Les Maliens et vous et moi

Je n’y étais encore jamais allé l’automne. En tout cas, même l’automne, ils sont pas mal. Je parle des couchers de soleil. Ce sont les plus beaux du monde à ce qu’il paraît. C’est mon père qui me l’a dit. Il l’avait appris de son père à lui et pour moi, c’est une des quelques vérités authentiques, ça et la mort.

L’église de Saint-Anicet se prépare pour l’hiver (crédit photo: Denis-Carl Robidoux)

La plupart de mes souvenirs d’enfance sont situés là-bas. À «Saint-A» comme on dit (pour Saint-Anicet qui est le triste nom de ce village, pauvre de lui…) Bobby qui me réveille à 8h du matin pour jouer aux «camions»; les hots-dogs/hamburgers du dimanche midi; et surtout grand-papa qui nous attend au bout du quai lors d’une promenade en bateau.  J’y suis allé tous les weekends de juin à septembre jusqu’à un certain âge. J’y vais encore deux-trois fois par année, quand j’ai l’impression que la ville ne veut pas de moi.

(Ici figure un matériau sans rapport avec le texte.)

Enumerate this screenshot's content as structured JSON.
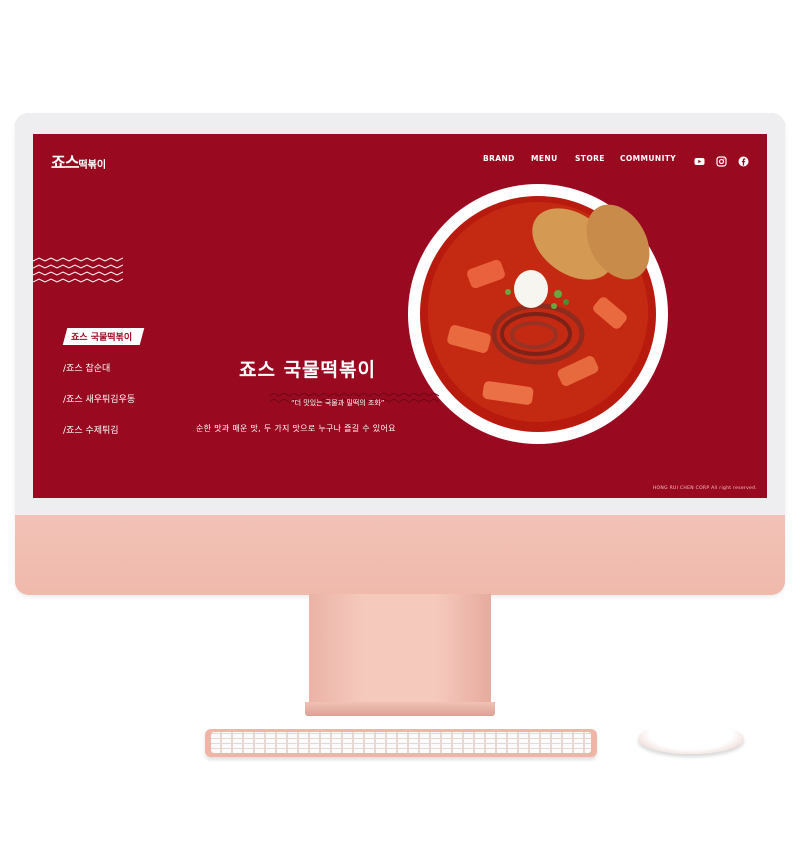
{
  "site": {
    "logo_main": "죠스",
    "logo_sub": "떡볶이",
    "nav": [
      "BRAND",
      "MENU",
      "STORE",
      "COMMUNITY"
    ],
    "social_icons": [
      "youtube-icon",
      "instagram-icon",
      "facebook-icon"
    ]
  },
  "sidebar": {
    "items": [
      {
        "label": "죠스 국물떡볶이",
        "active": true
      },
      {
        "label": "죠스 찹순대",
        "active": false
      },
      {
        "label": "죠스 새우튀김우동",
        "active": false
      },
      {
        "label": "죠스 수제튀김",
        "active": false
      }
    ]
  },
  "hero": {
    "title": "죠스 국물떡볶이",
    "quote": "“더 맛있는 국물과 밀떡의 조화”",
    "description": "순한 맛과 매운 맛, 두 가지 맛으로 누구나 즐길 수 있어요"
  },
  "footer": {
    "copyright": "HONG RUI CHEN CORP All right reserved."
  },
  "colors": {
    "brand_red": "#990a20",
    "device_pink": "#f4c4b8"
  }
}
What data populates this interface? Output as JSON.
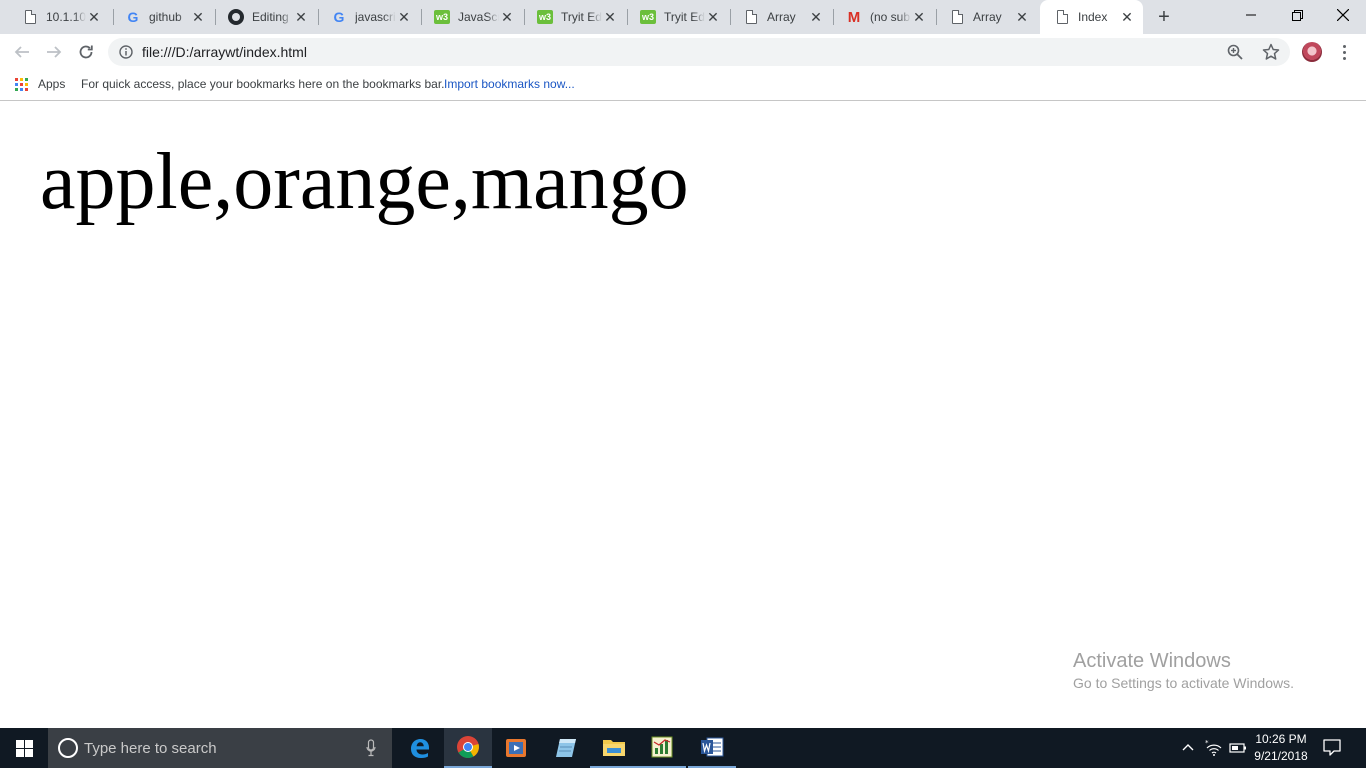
{
  "browser": {
    "tabs": [
      {
        "title": "10.1.10",
        "favicon": "doc-icon"
      },
      {
        "title": "github",
        "favicon": "google-icon"
      },
      {
        "title": "Editing",
        "favicon": "github-icon"
      },
      {
        "title": "javascri",
        "favicon": "google-icon"
      },
      {
        "title": "JavaScr",
        "favicon": "w3schools-icon"
      },
      {
        "title": "Tryit Ed",
        "favicon": "w3schools-icon"
      },
      {
        "title": "Tryit Ed",
        "favicon": "w3schools-icon"
      },
      {
        "title": "Array",
        "favicon": "doc-icon"
      },
      {
        "title": "(no sub",
        "favicon": "gmail-icon"
      },
      {
        "title": "Array",
        "favicon": "doc-icon"
      },
      {
        "title": "Index",
        "favicon": "doc-icon",
        "active": true
      }
    ],
    "new_tab_label": "+",
    "close_glyph": "✕",
    "address_url": "file:///D:/arraywt/index.html",
    "apps_label": "Apps",
    "bookmarks_hint": "For quick access, place your bookmarks here on the bookmarks bar.",
    "import_bookmarks_label": "Import bookmarks now..."
  },
  "page": {
    "text": "apple,orange,mango"
  },
  "watermark": {
    "title": "Activate Windows",
    "subtitle": "Go to Settings to activate Windows."
  },
  "taskbar": {
    "search_placeholder": "Type here to search",
    "apps": [
      "edge-icon",
      "chrome-icon",
      "media-player-icon",
      "notepad-icon",
      "file-explorer-icon",
      "spreadsheet-app-icon",
      "word-icon"
    ],
    "clock_time": "10:26 PM",
    "clock_date": "9/21/2018"
  },
  "colors": {
    "tab_strip": "#dee1e6",
    "link": "#1a56c4",
    "taskbar": "#101923",
    "w3schools": "#6bbf3b",
    "gmail": "#d93025"
  }
}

En auto, c’est à un peu plus d’une heure de Montréal, vers le sud-ouest, en descendant le fleuve Saint-Laurent qui devient assez large à ce niveau-là pour qu’on l’appelle le lac Saint-François. De l’autre côté du fleuve, ce n’est plus le Québec, c’est le village de Lancaster en Ontario. 15 km au sud : la route 132, qui commence 1600 km plus haut en Gaspésie, s’éteint dans la Water Street et le village de Fort Covington aux Etats-Unis. Je n’ai jamais mis les pieds à Fort Covington. À Lancaster, Ontario, une fois je crois.

La maison, elle appartient à ma grand-mère qui n’y va plus tellement souvent. C’est donc dire qu’elle appartient autant à moi qu’à mes sœurs, mes parents, mes tantes, mes cousins, même le mari de ma tante qui s’y réfugie régulièrement pour écrire des livres d’horreur. Bien tassés, il y a de la place pour 12 ce qui fait que je suis très proche de la famille de mon père. Quand on a entendu aux nouvelles qu’il y avait eu un double-meurtre là-bas il y a deux semaines, on s’est tous appelés pour se le dire.

«Drame de Saint-Anicet: “personne ne comprend“», titrait le journal comme d’habitude.

Deux semaines plus tard, personne – sutout pas les journalistes – n’y pensait plus, mais moi si, parce qu’un drame à Saint-Anicet, c’est une grosse tache sur mon idéal rustique.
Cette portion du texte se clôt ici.